Summary
holding that a prima facie case is made when a facially sufficient note is filed, and thereafter "[a]ll attacks upon [a promissory note] ... must be made by way of affirmative defenses"
Summary of this case from Bank of N.Y. Mellon v. BarberOpinion
No. 80-313.
April 29, 1981.
Appeal from the Circuit Court, Orange County, Richard H. Cooper, J.
George L. Clapham, Orlando, for appellant.
Fred Langford, Sam E. Murrell Sons, Orlando, for appellee Grace Ostman.
Joseph Hasemann bought property in Florida from his mother's estate in New Jersey and gave a purchase money note and mortgage to her estate. Thereafter Hasemann died and the mother's estate sued Hasemann's estate to foreclose the mortgage. Hasemann's estate denied the debt and alleged that the note had been obtained by fraud. At the non-jury trial the original note and mortgage were introduced into evidence and Hasemann's widow, although acknowledging that the signature on the note and mortgage looked like Hasemann's signature, testified that Hasemann had told her that he (Hasemann) got the property free and clear as his share of his mother's estate and did not owe anything on it. The widow further testified that Hasemann would not have bought anything on credit and always bought everything for cash. The trial court found for Hasemann's estate.
Counsel for Hasemann's estate conceded at trial and in the appellate court that the affirmative defense of fraud was not proved. Therefore, the only legal basis for the decision in this case was that the mortgagee-payee failed to establish a prima facie case in chief.
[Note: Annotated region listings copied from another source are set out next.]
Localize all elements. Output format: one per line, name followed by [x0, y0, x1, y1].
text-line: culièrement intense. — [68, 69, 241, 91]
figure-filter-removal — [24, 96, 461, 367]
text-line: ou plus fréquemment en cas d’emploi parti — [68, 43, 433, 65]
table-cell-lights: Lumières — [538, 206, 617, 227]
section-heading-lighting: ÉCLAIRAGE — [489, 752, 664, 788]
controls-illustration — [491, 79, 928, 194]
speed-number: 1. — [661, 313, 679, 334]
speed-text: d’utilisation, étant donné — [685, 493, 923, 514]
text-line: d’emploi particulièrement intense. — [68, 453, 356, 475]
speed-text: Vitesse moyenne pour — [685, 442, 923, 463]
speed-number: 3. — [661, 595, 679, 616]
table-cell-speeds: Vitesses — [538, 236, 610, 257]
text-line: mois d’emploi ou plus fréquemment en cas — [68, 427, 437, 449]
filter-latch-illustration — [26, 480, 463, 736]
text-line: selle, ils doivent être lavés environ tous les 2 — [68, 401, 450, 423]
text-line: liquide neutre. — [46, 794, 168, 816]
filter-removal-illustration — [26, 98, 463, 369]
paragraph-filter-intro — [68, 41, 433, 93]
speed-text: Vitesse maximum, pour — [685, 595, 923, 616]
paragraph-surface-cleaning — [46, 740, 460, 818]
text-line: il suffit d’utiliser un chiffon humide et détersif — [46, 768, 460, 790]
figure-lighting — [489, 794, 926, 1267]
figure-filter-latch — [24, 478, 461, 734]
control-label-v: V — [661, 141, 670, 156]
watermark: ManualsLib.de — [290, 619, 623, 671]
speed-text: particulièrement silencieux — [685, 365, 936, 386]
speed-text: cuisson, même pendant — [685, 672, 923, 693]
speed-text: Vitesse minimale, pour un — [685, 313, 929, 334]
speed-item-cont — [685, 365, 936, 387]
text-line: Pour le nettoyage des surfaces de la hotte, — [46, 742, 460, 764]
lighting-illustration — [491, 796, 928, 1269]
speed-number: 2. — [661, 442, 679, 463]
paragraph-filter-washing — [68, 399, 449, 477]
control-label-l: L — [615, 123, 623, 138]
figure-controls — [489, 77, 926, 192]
The trial court received into evidence the original note and mortgage. A promissory note, mature and regular on its face, is admissible into evidence without extrinsic proof of its execution or authenticity and, as evidence, is sufficient to establish a prima facie case. All attacks upon it, or the debt it represents, must be made by way of affirmative defenses as to which the burden of proof is on the defense. See Jacobs v. Becks, 355 So.2d 1241 (Fla. 1st DCA 1978); Broward Nat. Bank of Ft. Lauderdale v. Bear, 125 So.2d 760 (Fla.2d DCA 1961); Knauer v. Levy, 115 So.2d 776, 777 (Fla.3d DCA 1959).
The original promissory note duly signed was physically attached to the original mortgage following language referring to "the certain promissory note hereinafter substantially copied or identified." Even if this language had clearly referred to the note as having been a copy it would not be sufficient to make an original executed note a copy because merely calling an object something that it is not does not make it what it is called and the object remains what it is in fact.
No affirmative defense having been established in this case the judgment in favor of the maker's estate is reversed for entry of a proper judgment in favor of the payee-holder of the note.
REVERSED AND REMANDED.
ORFINGER and FRANK D. UPCHURCH, Jr., JJ., concur.